1. Une ressource préservant le climat et l'environnement

L'électricité d'origine nucléaire ne fait pas partie des thèmes identifiés de la coopération franco-allemande, non plus que le financement de la transition énergétique, Cela s'explique aisément par les choix diamétralement opposées faits en ce domaine de part et d'autre du Rhin. Pourtant, le maintien de cette filière à un niveau très substantiel en France, alors que l'Allemagne devrait avoir intégralement abandonné cette voie ne suffit pas à épuiser le sujet, car cette source d'électricité non polluante et à bon marché est appelée à fournir les marges de financement indispensables à la première phase de la transition vers un mix électrique chimiquement pur en France. Elle peut en outre apporter à l'Allemagne et à toute l'Europe la ressource de base indispensable, assurée aujourd'hui par du charbon ou du lignite - deux sources particulièrement contraires aux préoccupations environnementales.

La production des centrales nucléaires est obtenue à un prix de revient suffisamment bas pour qu'une hausse modérée des tarifs payés par les consommateurs fournisse les moyens d'investissement nécessités par les capacités supplémentaires en énergie renouvelable (a), sans détériorer l'environnement, ni brider la croissance (b).

a) Un prix de revient utile à la transition progressive

Deux modèles principaux rendent la transition énergétique économiquement supportable pour les consommateurs :

- un prix élevé de l'énergie, notamment de l'électricité, permet d'amortir aisément l'investissement nécessité par l'énergie renouvelable : le consommateur paye toujours cher, mais avec l'espoir d'une diminution ultérieure de sa facture, lorsqu'il aura fini de payer les immobilisations induites par la transition ;

- un prix de départ très modeste - comme en France, où les ménages payent leur électricité un tiers moins cher que dans la moyenne des autres pays de la zone euro et à un tarif moyen presque deux fois plus bas qu'en Allemagne : le consommateur ne subit qu'une hausse modérée du prix pour couvrir le coût de la transition.
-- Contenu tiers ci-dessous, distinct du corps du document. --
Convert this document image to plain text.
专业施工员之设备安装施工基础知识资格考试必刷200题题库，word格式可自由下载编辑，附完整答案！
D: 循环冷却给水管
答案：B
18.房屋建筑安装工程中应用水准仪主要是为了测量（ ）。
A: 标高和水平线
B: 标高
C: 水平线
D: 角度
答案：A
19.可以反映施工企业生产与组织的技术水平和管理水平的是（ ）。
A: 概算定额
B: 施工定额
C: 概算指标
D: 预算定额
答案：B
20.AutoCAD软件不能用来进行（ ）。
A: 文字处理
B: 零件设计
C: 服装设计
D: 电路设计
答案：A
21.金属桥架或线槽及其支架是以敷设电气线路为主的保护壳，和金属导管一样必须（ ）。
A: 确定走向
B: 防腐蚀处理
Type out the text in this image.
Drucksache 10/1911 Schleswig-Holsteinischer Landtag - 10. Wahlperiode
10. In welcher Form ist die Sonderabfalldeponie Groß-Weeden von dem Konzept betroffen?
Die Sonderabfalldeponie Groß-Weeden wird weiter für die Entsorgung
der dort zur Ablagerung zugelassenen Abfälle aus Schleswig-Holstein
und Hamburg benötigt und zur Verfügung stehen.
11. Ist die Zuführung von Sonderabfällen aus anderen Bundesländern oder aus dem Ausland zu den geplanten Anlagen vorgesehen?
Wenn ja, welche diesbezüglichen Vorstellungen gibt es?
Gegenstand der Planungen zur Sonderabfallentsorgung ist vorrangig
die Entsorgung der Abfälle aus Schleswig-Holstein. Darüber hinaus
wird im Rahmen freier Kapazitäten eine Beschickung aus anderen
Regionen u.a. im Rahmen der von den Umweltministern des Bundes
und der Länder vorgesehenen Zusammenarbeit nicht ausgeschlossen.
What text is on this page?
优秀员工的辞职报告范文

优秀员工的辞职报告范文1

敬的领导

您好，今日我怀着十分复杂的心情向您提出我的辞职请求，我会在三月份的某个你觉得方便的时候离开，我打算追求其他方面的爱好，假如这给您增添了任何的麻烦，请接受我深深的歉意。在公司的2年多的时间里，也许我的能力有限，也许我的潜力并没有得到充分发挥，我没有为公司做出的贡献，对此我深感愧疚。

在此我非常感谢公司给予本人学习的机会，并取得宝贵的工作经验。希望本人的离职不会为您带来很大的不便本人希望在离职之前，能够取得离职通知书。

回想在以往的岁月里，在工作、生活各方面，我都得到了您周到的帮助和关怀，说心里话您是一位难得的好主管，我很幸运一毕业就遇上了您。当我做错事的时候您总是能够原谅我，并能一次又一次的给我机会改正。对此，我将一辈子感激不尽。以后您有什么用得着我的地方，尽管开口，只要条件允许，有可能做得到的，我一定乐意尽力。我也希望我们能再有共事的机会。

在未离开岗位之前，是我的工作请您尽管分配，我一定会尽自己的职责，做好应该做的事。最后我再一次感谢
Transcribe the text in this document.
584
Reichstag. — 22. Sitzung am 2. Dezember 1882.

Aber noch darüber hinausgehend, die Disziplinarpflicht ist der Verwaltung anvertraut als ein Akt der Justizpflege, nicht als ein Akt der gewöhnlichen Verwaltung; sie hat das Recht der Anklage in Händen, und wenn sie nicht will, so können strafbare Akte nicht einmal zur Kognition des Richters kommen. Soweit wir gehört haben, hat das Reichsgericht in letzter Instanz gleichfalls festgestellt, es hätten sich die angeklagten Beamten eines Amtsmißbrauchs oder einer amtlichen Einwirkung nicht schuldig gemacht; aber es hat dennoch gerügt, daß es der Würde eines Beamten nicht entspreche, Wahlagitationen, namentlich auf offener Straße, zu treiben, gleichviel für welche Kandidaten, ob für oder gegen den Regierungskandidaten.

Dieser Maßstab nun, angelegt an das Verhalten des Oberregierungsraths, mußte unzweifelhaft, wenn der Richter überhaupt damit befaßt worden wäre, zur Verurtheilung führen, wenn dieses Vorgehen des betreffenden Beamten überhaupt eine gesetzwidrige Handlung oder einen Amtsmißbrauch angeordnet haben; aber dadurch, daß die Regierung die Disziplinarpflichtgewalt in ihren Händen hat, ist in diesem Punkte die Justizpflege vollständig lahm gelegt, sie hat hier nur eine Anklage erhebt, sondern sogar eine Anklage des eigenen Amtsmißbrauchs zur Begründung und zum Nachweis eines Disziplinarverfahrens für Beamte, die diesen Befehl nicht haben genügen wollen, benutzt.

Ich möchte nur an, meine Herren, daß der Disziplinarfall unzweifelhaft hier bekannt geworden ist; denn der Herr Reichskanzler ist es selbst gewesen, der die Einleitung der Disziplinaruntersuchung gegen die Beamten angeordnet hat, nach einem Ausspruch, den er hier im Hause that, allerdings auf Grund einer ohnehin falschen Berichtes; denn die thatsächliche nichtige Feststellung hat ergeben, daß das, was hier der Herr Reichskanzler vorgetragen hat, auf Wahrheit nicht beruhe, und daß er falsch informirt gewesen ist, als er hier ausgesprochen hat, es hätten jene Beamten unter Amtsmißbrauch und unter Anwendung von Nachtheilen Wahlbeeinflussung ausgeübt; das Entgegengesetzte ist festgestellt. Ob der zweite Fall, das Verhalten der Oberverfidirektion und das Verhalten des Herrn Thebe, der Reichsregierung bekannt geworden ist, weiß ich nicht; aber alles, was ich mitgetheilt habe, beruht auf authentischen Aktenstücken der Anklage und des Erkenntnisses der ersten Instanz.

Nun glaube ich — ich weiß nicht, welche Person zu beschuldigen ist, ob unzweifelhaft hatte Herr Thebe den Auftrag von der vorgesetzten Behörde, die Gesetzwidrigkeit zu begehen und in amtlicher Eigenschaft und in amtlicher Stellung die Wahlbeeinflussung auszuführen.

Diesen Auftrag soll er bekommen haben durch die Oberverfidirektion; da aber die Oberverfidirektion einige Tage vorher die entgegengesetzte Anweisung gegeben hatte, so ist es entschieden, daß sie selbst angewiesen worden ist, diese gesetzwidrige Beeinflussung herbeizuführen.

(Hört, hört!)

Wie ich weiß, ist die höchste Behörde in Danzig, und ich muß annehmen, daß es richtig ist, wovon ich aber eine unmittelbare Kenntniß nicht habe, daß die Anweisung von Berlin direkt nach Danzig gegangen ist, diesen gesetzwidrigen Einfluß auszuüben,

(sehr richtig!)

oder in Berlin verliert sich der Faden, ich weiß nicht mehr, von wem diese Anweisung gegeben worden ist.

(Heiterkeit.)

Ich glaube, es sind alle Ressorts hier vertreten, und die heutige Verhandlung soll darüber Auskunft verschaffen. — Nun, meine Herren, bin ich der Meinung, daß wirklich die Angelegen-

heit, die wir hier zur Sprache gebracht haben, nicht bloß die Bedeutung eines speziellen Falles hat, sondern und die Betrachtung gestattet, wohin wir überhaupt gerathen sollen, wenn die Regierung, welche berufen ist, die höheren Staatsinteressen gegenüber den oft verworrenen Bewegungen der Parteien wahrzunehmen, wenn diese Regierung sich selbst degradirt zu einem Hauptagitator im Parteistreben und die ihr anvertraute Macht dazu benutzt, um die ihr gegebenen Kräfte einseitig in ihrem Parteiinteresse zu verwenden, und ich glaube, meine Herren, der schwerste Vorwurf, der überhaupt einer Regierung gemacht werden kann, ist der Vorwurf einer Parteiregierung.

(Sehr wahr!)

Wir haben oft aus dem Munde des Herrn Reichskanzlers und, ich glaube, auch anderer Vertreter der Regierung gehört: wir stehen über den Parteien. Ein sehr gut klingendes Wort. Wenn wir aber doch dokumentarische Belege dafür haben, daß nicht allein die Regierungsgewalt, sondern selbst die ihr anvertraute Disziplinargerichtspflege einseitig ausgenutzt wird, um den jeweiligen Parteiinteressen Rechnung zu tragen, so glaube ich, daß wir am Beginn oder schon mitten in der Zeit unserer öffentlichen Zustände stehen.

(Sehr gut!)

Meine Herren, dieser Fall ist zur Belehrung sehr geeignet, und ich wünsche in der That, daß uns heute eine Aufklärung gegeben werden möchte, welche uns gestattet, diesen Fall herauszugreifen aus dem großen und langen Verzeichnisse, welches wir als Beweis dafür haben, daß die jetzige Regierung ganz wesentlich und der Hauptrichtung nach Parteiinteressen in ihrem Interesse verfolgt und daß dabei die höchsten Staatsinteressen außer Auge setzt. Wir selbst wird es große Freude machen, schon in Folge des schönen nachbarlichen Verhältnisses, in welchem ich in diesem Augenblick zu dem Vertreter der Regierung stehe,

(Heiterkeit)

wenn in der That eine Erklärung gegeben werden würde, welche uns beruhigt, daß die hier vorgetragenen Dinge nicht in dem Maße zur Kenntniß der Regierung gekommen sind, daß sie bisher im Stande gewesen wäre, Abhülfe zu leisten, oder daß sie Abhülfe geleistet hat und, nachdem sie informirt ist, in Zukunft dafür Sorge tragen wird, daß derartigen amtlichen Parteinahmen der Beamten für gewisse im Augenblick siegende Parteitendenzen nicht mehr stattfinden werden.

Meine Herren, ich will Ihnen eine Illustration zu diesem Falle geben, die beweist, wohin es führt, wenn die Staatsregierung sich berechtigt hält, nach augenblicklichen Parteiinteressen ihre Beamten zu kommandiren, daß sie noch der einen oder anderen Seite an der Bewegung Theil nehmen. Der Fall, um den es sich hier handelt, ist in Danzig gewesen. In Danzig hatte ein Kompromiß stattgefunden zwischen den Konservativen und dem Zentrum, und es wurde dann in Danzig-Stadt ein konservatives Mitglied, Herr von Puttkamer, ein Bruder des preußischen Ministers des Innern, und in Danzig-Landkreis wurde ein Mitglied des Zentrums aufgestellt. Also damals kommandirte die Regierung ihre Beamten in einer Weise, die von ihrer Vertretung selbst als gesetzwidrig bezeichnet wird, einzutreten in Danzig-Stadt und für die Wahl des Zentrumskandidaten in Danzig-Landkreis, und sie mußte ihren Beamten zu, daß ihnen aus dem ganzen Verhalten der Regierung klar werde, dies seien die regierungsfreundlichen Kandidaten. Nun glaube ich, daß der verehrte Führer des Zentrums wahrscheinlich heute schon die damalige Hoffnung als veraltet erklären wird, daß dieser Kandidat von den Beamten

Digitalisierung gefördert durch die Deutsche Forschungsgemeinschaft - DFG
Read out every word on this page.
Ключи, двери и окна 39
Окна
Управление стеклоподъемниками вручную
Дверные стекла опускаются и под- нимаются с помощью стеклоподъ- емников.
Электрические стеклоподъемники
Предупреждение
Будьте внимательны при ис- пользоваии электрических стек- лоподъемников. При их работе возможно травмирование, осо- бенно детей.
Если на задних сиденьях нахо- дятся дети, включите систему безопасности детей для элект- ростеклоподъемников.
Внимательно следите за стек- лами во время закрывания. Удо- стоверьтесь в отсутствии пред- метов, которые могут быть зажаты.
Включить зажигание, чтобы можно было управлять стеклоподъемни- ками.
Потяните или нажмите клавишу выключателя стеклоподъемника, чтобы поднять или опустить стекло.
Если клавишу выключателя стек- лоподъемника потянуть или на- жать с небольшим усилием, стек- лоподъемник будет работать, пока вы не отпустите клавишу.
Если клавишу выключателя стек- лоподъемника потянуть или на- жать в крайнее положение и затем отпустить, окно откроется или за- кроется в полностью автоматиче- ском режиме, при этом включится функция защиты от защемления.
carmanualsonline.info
b) Tout autre choix détériorerait l'environnement ou briderait la croissance.

Comment compenser les inconvénients inhérents aux filières intermittentes, à savoir une disponibilité indépendante de la demande et un prix de revient moyen élevé malgré un coût marginal négligeable ou nul ?

Techniquement, il est envisageable de recourir à une source thermique utilisant des installations existantes et disponible un tarif très bas. Tel est le choix initialement fait par l'Allemagne dans la mouture première de l' Energiewende . D'après l'Agence internationale de l'énergie, les émissions de gaz carbonique par habitant et par an étaient quasiment doubles en Allemagne par rapport à ce qu'elles étaient en France au cours de l'année 2012, avec 9,3 tonnes contre 5,5, alors que la consommation moyenne d'énergie, tous secteurs confondus, était presque identique dans les deux pays, avec 32 mégawattheures par habitant en Allemagne et 29 en France. Ces derniers chiffres permettent d'observer que le niveau de la consommation d'énergie est extrêmement peu sensible au prix : le tarif moyen de l'électricité s'établissait 0,27 euro par kilowattheure en Allemagne, contre seulement 0,14 en France. Fort logiquement, ce recours massif aux combustibles fossiles - qui assuraient en 2012 quelque 62 % du mix électrique en Allemagne, dont 45 % au titre du charbon et du lignite - doit n'être que temporaire. En France, les combustibles fossiles n'ont procuré que 9 % du mix électrique.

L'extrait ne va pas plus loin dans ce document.